Sigamos navegando estas aguas sagradas con el corazón dispuesto. En Génesis 8, el diluvio comienza a menguar, pero no es solo la lluvia lo que cesa. Es el clímax del juicio y el nacimiento de la esperanza. Aquí, en medio del silencio tras la tormenta, la figura del Hijo amado de Dios vuelve a brillar como sombra, como promesa, como certeza.
“Y se acordó Dios de Noé, y de todos los animales y de todas las bestias que estaban con él en el arca…”
(Génesis 8:1)
Qué hermosa declaración: “Dios se acordó.”
No porque se hubiera olvidado, como lo haríamos nosotros, sino porque llegó el momento de Su fidelidad.
El amor de Dios no tiene lapsos de memoria; tiene tiempos perfectos.
El viento sopla —no cualquier viento. El mismo aliento que dio vida al hombre en el Edén ahora empieza a secar las aguas. Es el susurro de un nuevo comienzo.
Y ahí está Noé, dentro del arca, esperando. No sale por impulso. Espera la voz de Dios. En medio del silencio, la fe espera sin desesperar.
¿No refleja esto a Jesús en la tumba?
Después del juicio de la cruz, el cuerpo del Mesías reposó en la “arca” de la roca. Parecía todo acabado. Pero Dios se acordó.
El Espíritu del Padre volvió a soplar, y al tercer día, el Hijo salió del lugar del juicio para inaugurar la nueva creación.
El cuervo vuela y no vuelve. Luego, la paloma —símbolo de pureza, de paz, de esperanza— trae una hoja de olivo.
Noé sabrá entonces: la vida ha comenzado de nuevo.
La creación ha sido tocada por la gracia.
Y cuando todo está listo, Dios dice:
“Sal del arca tú, y tu mujer, y tus hijos…”
(Génesis 8:16)
Noé sale. Y su primer acto fuera del arca no es construir casas ni buscar alimento. Su primer acto es adorar.
Levanta un altar. Ofrece lo mejor de lo que tiene. Y Dios se agrada.
¿No es este el ritmo del Hijo también?
Cristo salió del sepulcro, y Su primera labor fue reconciliar al hombre con Dios. No edificó templos de piedra, sino un altar eterno con Su propio sacrificio, para que ahora, los que hemos salido del juicio en Él, podamos vivir en gratitud y adoración.
Y es aquí donde Dios promete:
“No volveré más a maldecir la tierra… mientras la tierra permanezca, no cesarán la sementera y la siega…”
(Génesis 8:21-22)
Un pacto.

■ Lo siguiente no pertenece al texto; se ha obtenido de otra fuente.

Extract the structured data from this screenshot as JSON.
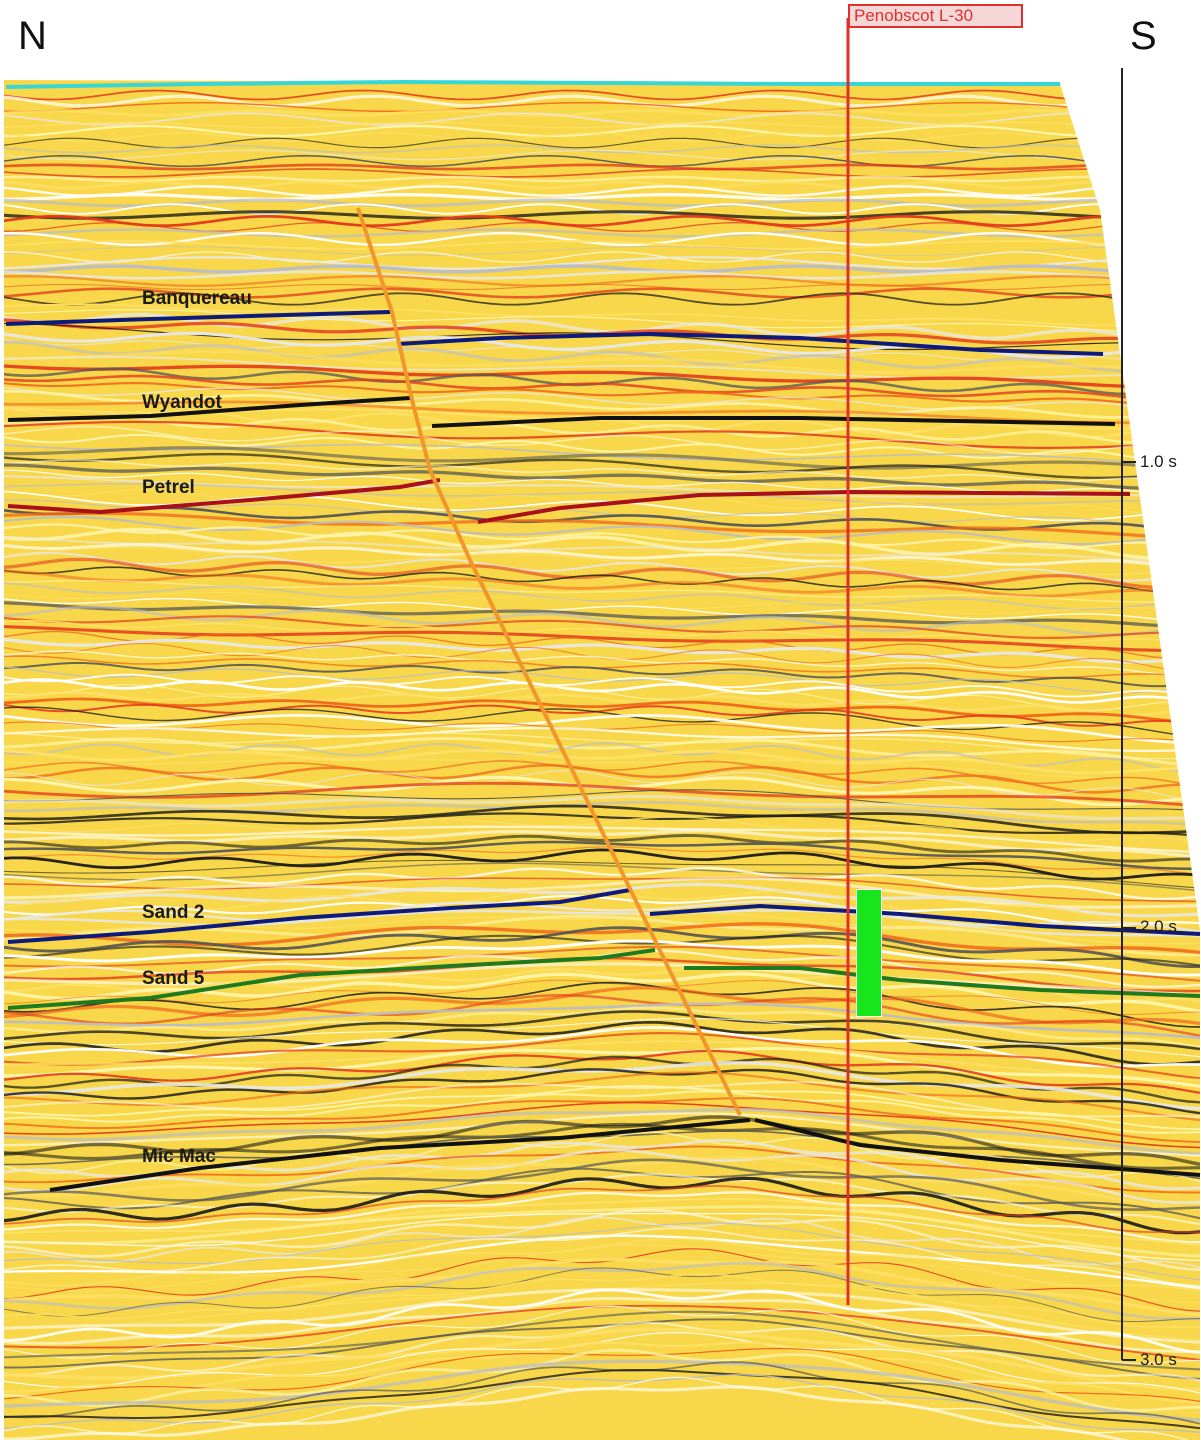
{
  "orientation": {
    "left": "N",
    "right": "S"
  },
  "well": {
    "name": "Penobscot L-30",
    "color": "#e0302c"
  },
  "horizons": [
    {
      "id": "banquereau",
      "label": "Banquereau",
      "color": "#0e1a7a"
    },
    {
      "id": "wyandot",
      "label": "Wyandot",
      "color": "#111111"
    },
    {
      "id": "petrel",
      "label": "Petrel",
      "color": "#a8101c"
    },
    {
      "id": "sand2",
      "label": "Sand 2",
      "color": "#0e1a7a"
    },
    {
      "id": "sand5",
      "label": "Sand 5",
      "color": "#1f7a1f"
    },
    {
      "id": "micmac",
      "label": "Mic Mac",
      "color": "#111111"
    }
  ],
  "time_axis": {
    "ticks": [
      {
        "label": "1.0 s",
        "value": 1.0
      },
      {
        "label": "2.0 s",
        "value": 2.0
      },
      {
        "label": "3.0 s",
        "value": 3.0
      }
    ]
  },
  "colors": {
    "background": "#f8d84a",
    "fault": "#f0962a",
    "seafloor": "#39d6d6",
    "pay_zone": "#17e61c"
  }
}
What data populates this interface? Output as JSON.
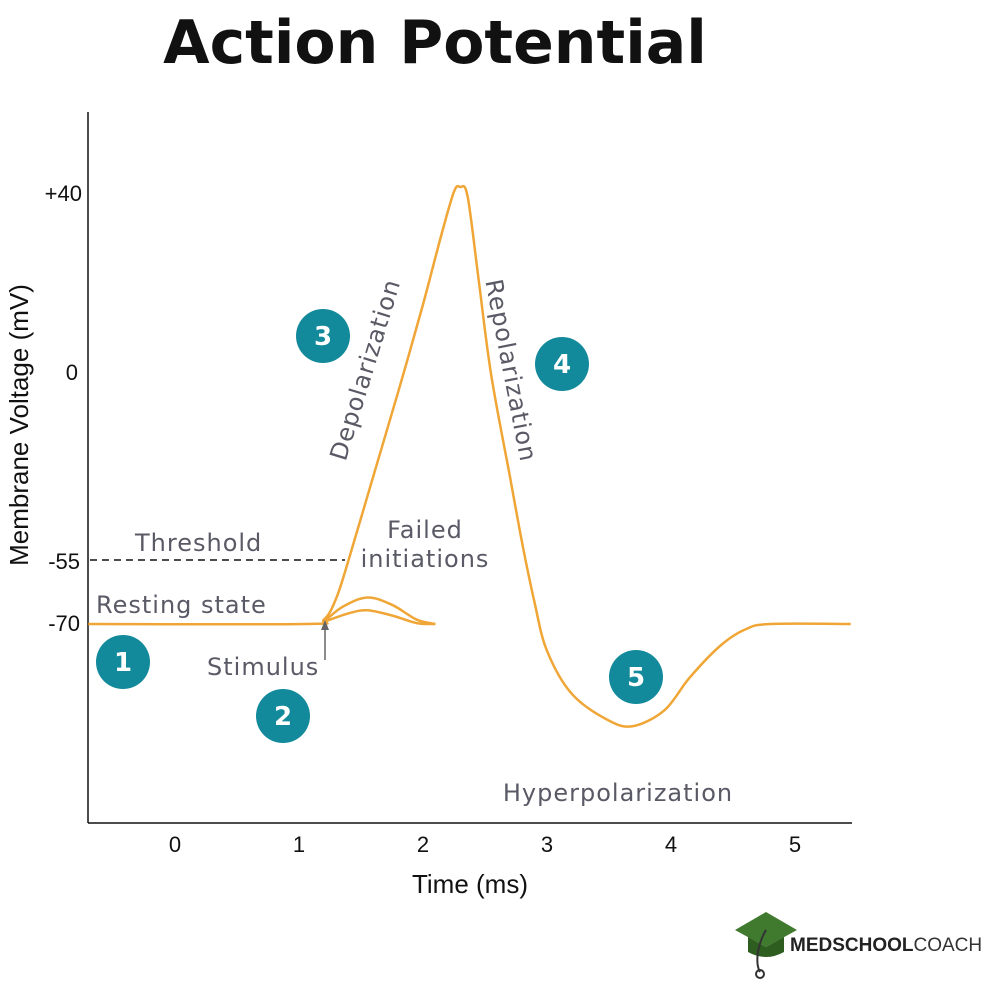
{
  "title": "Action Potential",
  "colors": {
    "curve": "#f0a636",
    "badge": "#138a9b",
    "label": "#5a5a66",
    "axis": "#111111",
    "logo_green": "#3f7a2e"
  },
  "chart_data": {
    "type": "line",
    "xlabel": "Time (ms)",
    "ylabel": "Membrane Voltage (mV)",
    "x_ticks": [
      "0",
      "1",
      "2",
      "3",
      "4",
      "5"
    ],
    "y_ticks": [
      "+40",
      "0",
      "-55",
      "-70"
    ],
    "xlim": [
      -0.7,
      5.45
    ],
    "y_landmarks_mV": [
      40,
      0,
      -55,
      -70
    ],
    "threshold_mV": -55,
    "resting_mV": -70,
    "series": [
      {
        "role": "action-potential",
        "points": [
          [
            -0.7,
            -70
          ],
          [
            1.05,
            -70
          ],
          [
            1.2,
            -69
          ],
          [
            1.3,
            -64
          ],
          [
            1.4,
            -55
          ],
          [
            1.6,
            -30
          ],
          [
            1.8,
            -5
          ],
          [
            2.0,
            15
          ],
          [
            2.15,
            30
          ],
          [
            2.25,
            39
          ],
          [
            2.3,
            40
          ],
          [
            2.36,
            38
          ],
          [
            2.45,
            20
          ],
          [
            2.55,
            0
          ],
          [
            2.7,
            -30
          ],
          [
            2.8,
            -50
          ],
          [
            2.9,
            -65
          ],
          [
            3.0,
            -75
          ],
          [
            3.2,
            -83
          ],
          [
            3.5,
            -88
          ],
          [
            3.7,
            -89
          ],
          [
            3.95,
            -86
          ],
          [
            4.15,
            -80
          ],
          [
            4.4,
            -74
          ],
          [
            4.6,
            -71
          ],
          [
            4.8,
            -70
          ],
          [
            5.45,
            -70
          ]
        ]
      },
      {
        "role": "failed-initiation-high",
        "points": [
          [
            1.2,
            -69.5
          ],
          [
            1.35,
            -66
          ],
          [
            1.55,
            -63.8
          ],
          [
            1.75,
            -65.5
          ],
          [
            1.95,
            -69
          ],
          [
            2.1,
            -70
          ]
        ]
      },
      {
        "role": "failed-initiation-low",
        "points": [
          [
            1.2,
            -69.5
          ],
          [
            1.4,
            -67.5
          ],
          [
            1.55,
            -66.8
          ],
          [
            1.75,
            -68
          ],
          [
            1.95,
            -69.8
          ],
          [
            2.1,
            -70
          ]
        ]
      }
    ]
  },
  "annotations": {
    "threshold": "Threshold",
    "resting": "Resting state",
    "stimulus": "Stimulus",
    "failed_line1": "Failed",
    "failed_line2": "initiations",
    "depolarization": "Depolarization",
    "repolarization": "Repolarization",
    "hyperpolarization": "Hyperpolarization"
  },
  "badges": [
    "1",
    "2",
    "3",
    "4",
    "5"
  ],
  "logo": {
    "bold": "MEDSCHOOL",
    "light": "COACH"
  }
}
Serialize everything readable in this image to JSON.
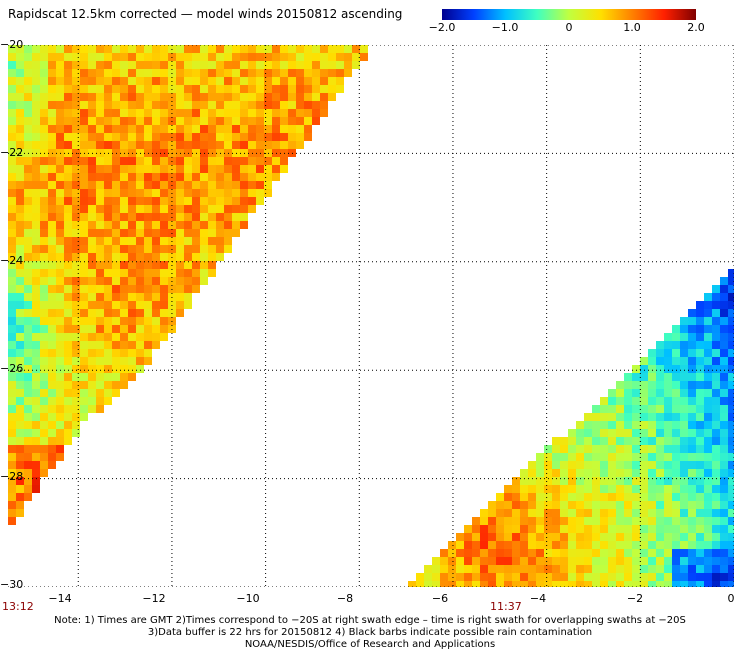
{
  "title": "Rapidscat 12.5km corrected — model winds 20150812 ascending",
  "colorbar": {
    "ticks": [
      {
        "value": -2.0,
        "label": "−2.0"
      },
      {
        "value": -1.0,
        "label": "−1.0"
      },
      {
        "value": 0,
        "label": "0"
      },
      {
        "value": 1.0,
        "label": "1.0"
      },
      {
        "value": 2.0,
        "label": "2.0"
      }
    ],
    "colors": [
      "#00008f",
      "#0040ff",
      "#00c0ff",
      "#40ffc0",
      "#c0ff40",
      "#ffe000",
      "#ff8000",
      "#ff2000",
      "#800000"
    ]
  },
  "map": {
    "lon_range": [
      -15.5,
      0
    ],
    "lat_range": [
      -30,
      -20
    ],
    "lat_ticks": [
      {
        "value": -20,
        "label": "−20"
      },
      {
        "value": -22,
        "label": "−22"
      },
      {
        "value": -24,
        "label": "−24"
      },
      {
        "value": -26,
        "label": "−26"
      },
      {
        "value": -28,
        "label": "−28"
      },
      {
        "value": -30,
        "label": "−30"
      }
    ],
    "lon_ticks": [
      {
        "value": -14,
        "label": "−14"
      },
      {
        "value": -12,
        "label": "−12"
      },
      {
        "value": -10,
        "label": "−10"
      },
      {
        "value": -8,
        "label": "−8"
      },
      {
        "value": -6,
        "label": "−6"
      },
      {
        "value": -4,
        "label": "−4"
      },
      {
        "value": -2,
        "label": "−2"
      },
      {
        "value": 0,
        "label": "0"
      }
    ],
    "grid": "dotted",
    "swaths": [
      {
        "time": "13:12",
        "edge_lon": -15.5,
        "corners": [
          [
            -15.5,
            -20
          ],
          [
            -7.7,
            -20
          ],
          [
            -12.6,
            -26
          ],
          [
            -13.9,
            -27
          ],
          [
            -15.5,
            -29
          ]
        ]
      },
      {
        "time": "11:37",
        "edge_lon": -4.6,
        "corners": [
          [
            -7.0,
            -30
          ],
          [
            0,
            -30
          ],
          [
            0,
            -24.1
          ]
        ]
      }
    ]
  },
  "notes": [
    "Note: 1) Times are GMT 2)Times correspond to −20S at right swath edge – time is right swath for overlapping swaths at −20S",
    "3)Data buffer is 22 hrs for 20150812 4) Black barbs indicate possible rain contamination",
    "NOAA/NESDIS/Office of Research and Applications"
  ]
}
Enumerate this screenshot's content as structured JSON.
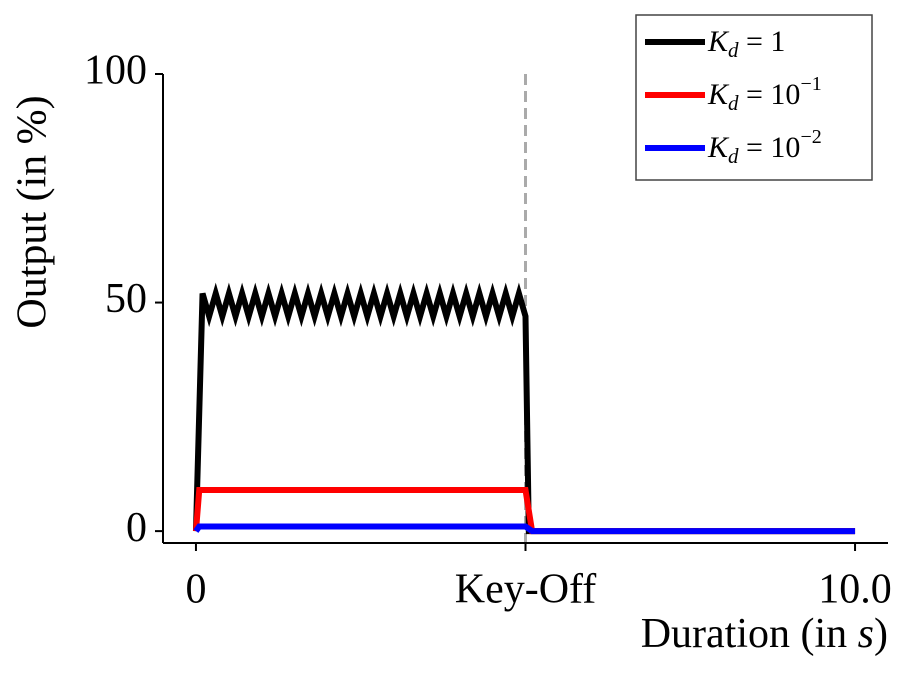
{
  "chart_data": {
    "type": "line",
    "ylabel": "Output (in %)",
    "xlabel": [
      "Duration (in ",
      "s",
      ")"
    ],
    "xlim": [
      -0.5,
      10.5
    ],
    "ylim": [
      -2.6,
      100
    ],
    "xticks": [
      0,
      {
        "value": 5,
        "label": "Key-Off"
      },
      {
        "value": 10,
        "label": "10.0"
      }
    ],
    "yticks": [
      0,
      50,
      100
    ],
    "vline": {
      "x": 5,
      "color": "#aaaaaa"
    },
    "legend": "upper right",
    "series": [
      {
        "name": [
          "K",
          "d",
          " = 1",
          ""
        ],
        "color": "#000000",
        "x": [
          0,
          0.1,
          0.2,
          0.3,
          0.4,
          0.5,
          0.6,
          0.7,
          0.8,
          0.9,
          1.0,
          1.1,
          1.2,
          1.3,
          1.4,
          1.5,
          1.6,
          1.7,
          1.8,
          1.9,
          2.0,
          2.1,
          2.2,
          2.3,
          2.4,
          2.5,
          2.6,
          2.7,
          2.8,
          2.9,
          3.0,
          3.1,
          3.2,
          3.3,
          3.4,
          3.5,
          3.6,
          3.7,
          3.8,
          3.9,
          4.0,
          4.1,
          4.2,
          4.3,
          4.4,
          4.5,
          4.6,
          4.7,
          4.8,
          4.9,
          5.0,
          5.05,
          10
        ],
        "values": [
          0,
          52,
          47,
          52,
          47,
          52,
          47,
          52,
          47,
          52,
          47,
          52,
          47,
          52,
          47,
          52,
          47,
          52,
          47,
          52,
          47,
          52,
          47,
          52,
          47,
          52,
          47,
          52,
          47,
          52,
          47,
          52,
          47,
          52,
          47,
          52,
          47,
          52,
          47,
          52,
          47,
          52,
          47,
          52,
          47,
          52,
          47,
          52,
          47,
          52,
          47,
          0,
          0
        ]
      },
      {
        "name": [
          "K",
          "d",
          " = 10",
          "−1"
        ],
        "color": "#ff0000",
        "x": [
          0,
          0.05,
          5.0,
          5.1,
          10
        ],
        "values": [
          0,
          9,
          9,
          0,
          0
        ]
      },
      {
        "name": [
          "K",
          "d",
          " = 10",
          "−2"
        ],
        "color": "#0000ff",
        "x": [
          0,
          0.05,
          5.0,
          5.1,
          10
        ],
        "values": [
          0,
          1,
          1,
          0,
          0
        ]
      }
    ]
  }
}
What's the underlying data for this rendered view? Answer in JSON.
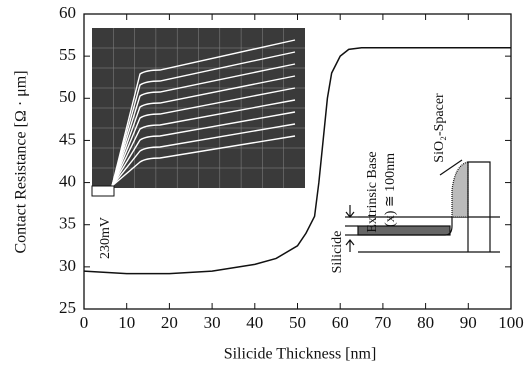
{
  "chart_data": {
    "type": "line",
    "x_label": "Silicide Thickness [nm]",
    "y_label": "Contact Resistance [Ω · μm]",
    "x": [
      0,
      10,
      20,
      30,
      40,
      45,
      50,
      52,
      54,
      55,
      56,
      57,
      58,
      60,
      62,
      65,
      70,
      80,
      90,
      100
    ],
    "values": [
      29.5,
      29.2,
      29.2,
      29.5,
      30.3,
      31,
      32.5,
      34,
      36,
      40,
      45,
      50,
      53,
      55,
      55.8,
      56,
      56,
      56,
      56,
      56
    ],
    "color": "#111111",
    "xlim": [
      0,
      100
    ],
    "xticks": [
      0,
      10,
      20,
      30,
      40,
      50,
      60,
      70,
      80,
      90,
      100
    ],
    "ylim": [
      25,
      60
    ],
    "yticks": [
      25,
      30,
      35,
      40,
      45,
      50,
      55,
      60
    ],
    "grid": false,
    "annotations": [
      "230mV",
      "Extrinsic Base",
      "(x) ≅ 100nm",
      "SiO₂-Spacer",
      "Silicide"
    ]
  }
}
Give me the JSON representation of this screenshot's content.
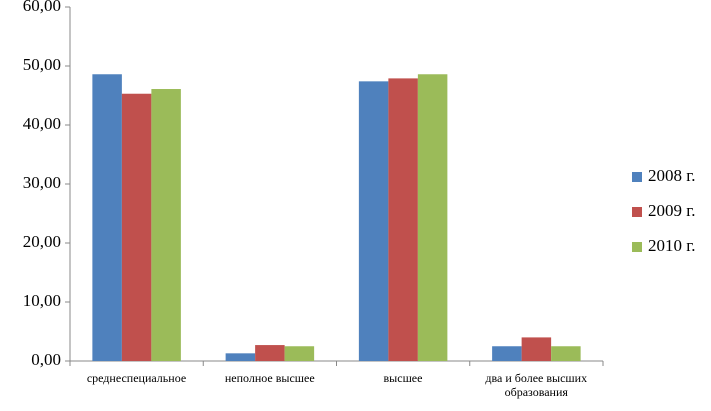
{
  "chart_data": {
    "type": "bar",
    "categories": [
      "среднеспециальное",
      "неполное высшее",
      "высшее",
      "два и более высших образования"
    ],
    "series": [
      {
        "name": "2008 г.",
        "color": "#4f81bd",
        "values": [
          48.6,
          1.3,
          47.4,
          2.5
        ]
      },
      {
        "name": "2009 г.",
        "color": "#c0504d",
        "values": [
          45.3,
          2.7,
          47.9,
          4.0
        ]
      },
      {
        "name": "2010 г.",
        "color": "#9bbb59",
        "values": [
          46.1,
          2.5,
          48.6,
          2.5
        ]
      }
    ],
    "ylim": [
      0,
      60
    ],
    "yticks": [
      {
        "value": 0,
        "label": "0,00"
      },
      {
        "value": 10,
        "label": "10,00"
      },
      {
        "value": 20,
        "label": "20,00"
      },
      {
        "value": 30,
        "label": "30,00"
      },
      {
        "value": 40,
        "label": "40,00"
      },
      {
        "value": 50,
        "label": "50,00"
      },
      {
        "value": 60,
        "label": "60,00"
      }
    ],
    "legend": "right"
  }
}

Un nuevo comienzo. Una esperanza inquebrantable.
Reflexión espiritual
¿Alguna vez te has sentido encerrado en un arca, esperando sin respuesta, rodeado por aguas de caos y confusión?
Este capítulo nos recuerda: Dios no olvida. Él recuerda en amor. Él visita en el tiempo exacto.
Y si has entrado en el Hijo —en el Cristo viviente—, tarde o temprano sentirás el viento soplar, verás la paloma regresar con la hoja de esperanza, y escucharás la voz del Padre decirte:
“Sal. Es tiempo de comenzar de nuevo.”
Llamado a la acción
Hoy es día de construir altares.
Si has salido de aguas profundas —de pruebas, errores, oscuridad—, tu respuesta debe ser la adoración.
Noé ofreció animales. Tú y yo ofrecemos una vida entregada, santa, agradecida.
Construye un altar en tu casa, no de piedras, sino de decisiones diarias.
Adora a Dios siendo luz en tu entorno, amando a tu familia, sirviendo con humildad, hablando con verdad.
Y si aún estás dentro del arca, recuerda: la espera no es olvido, es formación.
Dios se acordará. El viento soplará. Y saldrás para vivir una vida nueva, como hijo restaurado en el Hijo eterno.